On Sunday, April 7, 2013, USCIS conducted a computer-generated random selection process (also known as the "Lottery"), first on U.S. Master’s Degree exemption petitions and then on cases filed under the 65,000 regular category, to select a sufficient number of petitions for the cap. USCIS is now starting to send out rejection notices on cases that were not selected, as well as receipt notices for cases that were selected. Companies should expect to start receiving electronic receipt notices this week on any H-1B petition filed via premium processing. Receipt notices for non-premium processed cases will be received via regular mail during the next 7-14 days. Rejected cases will be returned with uncashed checks at some point over the next 7-21 days.

Companies will be unable to file any new H-1B petitions until next year. Please note that cap-exempt H-1B filings are not affected, so it is possible to still file H-1B extensions and H-1B change of employer petitions.
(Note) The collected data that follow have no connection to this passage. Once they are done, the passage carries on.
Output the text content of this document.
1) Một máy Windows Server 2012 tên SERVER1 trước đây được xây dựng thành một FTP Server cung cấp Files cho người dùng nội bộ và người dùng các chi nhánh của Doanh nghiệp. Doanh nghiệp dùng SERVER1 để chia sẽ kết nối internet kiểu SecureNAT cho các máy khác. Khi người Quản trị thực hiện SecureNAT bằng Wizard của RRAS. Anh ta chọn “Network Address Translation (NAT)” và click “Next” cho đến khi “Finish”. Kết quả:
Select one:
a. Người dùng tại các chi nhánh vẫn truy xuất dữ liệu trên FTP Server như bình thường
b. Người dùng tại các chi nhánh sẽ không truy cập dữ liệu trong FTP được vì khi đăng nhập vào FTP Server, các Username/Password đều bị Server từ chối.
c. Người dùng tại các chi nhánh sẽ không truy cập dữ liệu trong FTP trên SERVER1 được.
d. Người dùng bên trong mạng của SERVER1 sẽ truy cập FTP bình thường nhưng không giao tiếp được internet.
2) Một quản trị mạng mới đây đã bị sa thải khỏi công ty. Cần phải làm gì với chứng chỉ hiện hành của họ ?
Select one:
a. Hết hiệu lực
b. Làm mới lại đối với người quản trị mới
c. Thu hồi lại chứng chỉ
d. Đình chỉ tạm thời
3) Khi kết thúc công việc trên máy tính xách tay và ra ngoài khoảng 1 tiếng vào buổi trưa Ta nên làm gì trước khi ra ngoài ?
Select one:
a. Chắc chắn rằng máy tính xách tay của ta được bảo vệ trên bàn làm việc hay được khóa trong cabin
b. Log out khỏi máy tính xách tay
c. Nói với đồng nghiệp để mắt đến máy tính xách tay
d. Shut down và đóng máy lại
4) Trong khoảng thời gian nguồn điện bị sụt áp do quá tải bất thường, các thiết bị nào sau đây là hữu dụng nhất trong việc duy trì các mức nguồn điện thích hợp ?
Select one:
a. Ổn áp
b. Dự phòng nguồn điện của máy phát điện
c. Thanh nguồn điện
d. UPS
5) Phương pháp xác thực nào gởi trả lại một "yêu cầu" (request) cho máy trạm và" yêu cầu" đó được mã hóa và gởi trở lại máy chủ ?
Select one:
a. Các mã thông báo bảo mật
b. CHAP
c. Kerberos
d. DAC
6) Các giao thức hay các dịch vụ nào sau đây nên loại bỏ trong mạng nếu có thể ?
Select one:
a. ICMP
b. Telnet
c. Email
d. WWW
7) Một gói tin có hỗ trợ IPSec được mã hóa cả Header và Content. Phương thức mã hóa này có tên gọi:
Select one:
If an individual already holds H-1B status, this notice does not impact them.

Please consider the following:

  • Now that the lottery is completed, USCIS is in the process of sending out receipt notices and rejection packages.
  • Anyone whose H-1B petition is rejected will need to do one of the following:
    • Secure a STEM (Science Technology Engineering Mathematics) OPT 17-month extension of work authorization. The list of STEM degree programs are available HERE. Only students whose degree fields are listed will qualify for this 17-month extension. The company must be enrolled in E-Verify for the student to obtain this benefit.
    • Obtain extensions of status for anyone already holding work authorization under a different visa category (i.e., TN or L-1 status).
    • Secure an alternative work visa. Companies should assess this possibility with outside immigration counsel.
    • Stop working for the company once a F-1 student’s OPT EAD expires and: (a) secure alternative U.S. immigration status (such as another F-1 status or B-2 status); or (b) leave the country before the end of their 60-day F-1 grace period.

In the meantime, we recommend waiting to see whether a particular case was accepted/rejected for processing by USCIS.